Swaziland

Five years after Swaziland’s independence from the United Kingdom in 1968, King Sobhuza II, father of the present King Mswati III, abolished the British constitution. Since then the country has been ruled as an absolute monarchy, the last one in Africa.

After the revision of the traditional electoral system (tinkhundla) by King Mswati III, parliamentary elections were held for the first time in 1993. However, no political parties have been allowed to register up to this day. The king is the highest authority in the country as well as the chief of the Swazi people. His areas of responsibility include political issues, traditions and customs, as well as the management of crown land, which accounts for more than 60% of Swaziland’s surface area comprising 70% of the population.

In February 2006, a constitution guaranteeing freedom of speech and freedom of assembly, amongst others, came into effect. However, political parties remain illegal and therefore hardly play a role in elections. Continuing human rights violations as well as the situation of human rights defenders remain matters of concern. In terms of press freedom Swaziland ranks lowest within the SADC region (152 of 180 tested countries worldwide).

Bilateral Relations

Relations between Austria and Swaziland are amicable. Swaziland has an honorary consulate in Vienna.

The opening of an Austrian honorary consulate in Swaziland is in the planning stages. State Secretary Hans Winkler visited Swaziland in April 2007. Swaziland supported the Austrian candidacy for a non permanent seat in the UN Security Council for the period 2009/2010.

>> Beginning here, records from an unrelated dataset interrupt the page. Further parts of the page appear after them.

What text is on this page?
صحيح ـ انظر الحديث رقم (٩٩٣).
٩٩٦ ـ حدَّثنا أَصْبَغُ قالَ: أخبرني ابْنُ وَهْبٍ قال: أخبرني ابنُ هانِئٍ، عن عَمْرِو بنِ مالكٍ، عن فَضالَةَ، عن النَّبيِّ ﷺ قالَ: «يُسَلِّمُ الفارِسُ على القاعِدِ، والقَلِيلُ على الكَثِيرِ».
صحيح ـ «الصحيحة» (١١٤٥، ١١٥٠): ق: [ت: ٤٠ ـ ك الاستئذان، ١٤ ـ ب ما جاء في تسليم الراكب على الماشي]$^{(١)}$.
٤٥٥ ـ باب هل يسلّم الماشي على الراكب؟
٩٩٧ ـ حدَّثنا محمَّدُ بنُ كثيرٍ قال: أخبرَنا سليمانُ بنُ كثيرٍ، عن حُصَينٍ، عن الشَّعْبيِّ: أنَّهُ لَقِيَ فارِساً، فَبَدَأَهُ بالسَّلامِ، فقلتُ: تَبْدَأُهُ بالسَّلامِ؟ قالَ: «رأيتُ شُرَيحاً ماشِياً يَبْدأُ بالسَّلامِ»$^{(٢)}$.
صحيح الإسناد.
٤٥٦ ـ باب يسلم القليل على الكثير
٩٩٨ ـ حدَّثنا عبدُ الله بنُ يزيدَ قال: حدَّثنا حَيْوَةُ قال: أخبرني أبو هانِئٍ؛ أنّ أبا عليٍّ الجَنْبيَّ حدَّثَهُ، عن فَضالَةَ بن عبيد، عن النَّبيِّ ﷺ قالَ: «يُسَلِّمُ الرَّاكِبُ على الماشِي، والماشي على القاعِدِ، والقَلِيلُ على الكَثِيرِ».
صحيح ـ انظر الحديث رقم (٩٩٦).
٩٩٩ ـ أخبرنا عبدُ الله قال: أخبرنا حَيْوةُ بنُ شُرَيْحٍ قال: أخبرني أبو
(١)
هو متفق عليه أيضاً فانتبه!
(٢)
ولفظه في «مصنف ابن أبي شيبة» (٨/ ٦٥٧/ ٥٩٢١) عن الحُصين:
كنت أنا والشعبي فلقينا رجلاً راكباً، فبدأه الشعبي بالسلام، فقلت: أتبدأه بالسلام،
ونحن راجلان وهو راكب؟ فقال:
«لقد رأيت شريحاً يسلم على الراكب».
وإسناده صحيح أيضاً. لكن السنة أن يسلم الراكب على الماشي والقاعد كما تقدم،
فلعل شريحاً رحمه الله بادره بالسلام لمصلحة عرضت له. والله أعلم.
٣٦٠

Currently 36 Austrian expatriates are living in Swaziland (statistics Austrian Embassy Pretoria).

Economic Relations

Austrian trade relations with Swaziland are modest and subject to fluctuations. In 2016, exports amounted to approximately € 0.22 million and imports to € 0.41 million.

Development Cooperation

In 2015, Austria’s ODA to Swaziland amounted to € 57.727,89. The Austrian NGO SOS Children's Villages runs children’s villages in Mbabane, Nhlangano and Siteki as well as a youth centre, two kindergartens and a social and health centre. In addition Swaziland benefits from regional projects of the Austrian Development Agency (ADA), such as the SADC Centre for Renewable Energy and Energy Efficiency (SACREEE), which is based in Windhoek, Namibia.

Cultural Relations

Swaziland is a member of UNESCO since 1968. The Swazi Ministry of Sports, Culture and Youth supports several cultural institutions as well as the well-known "Bushfire Festival”, which also attracts a large audience from South Africa every year. The Bushfire Festival has seen several Austrian musicians perform over the past few years, usually in conjunction with local musicians. In 2017, Austria was represented by the “Kids n Cats”.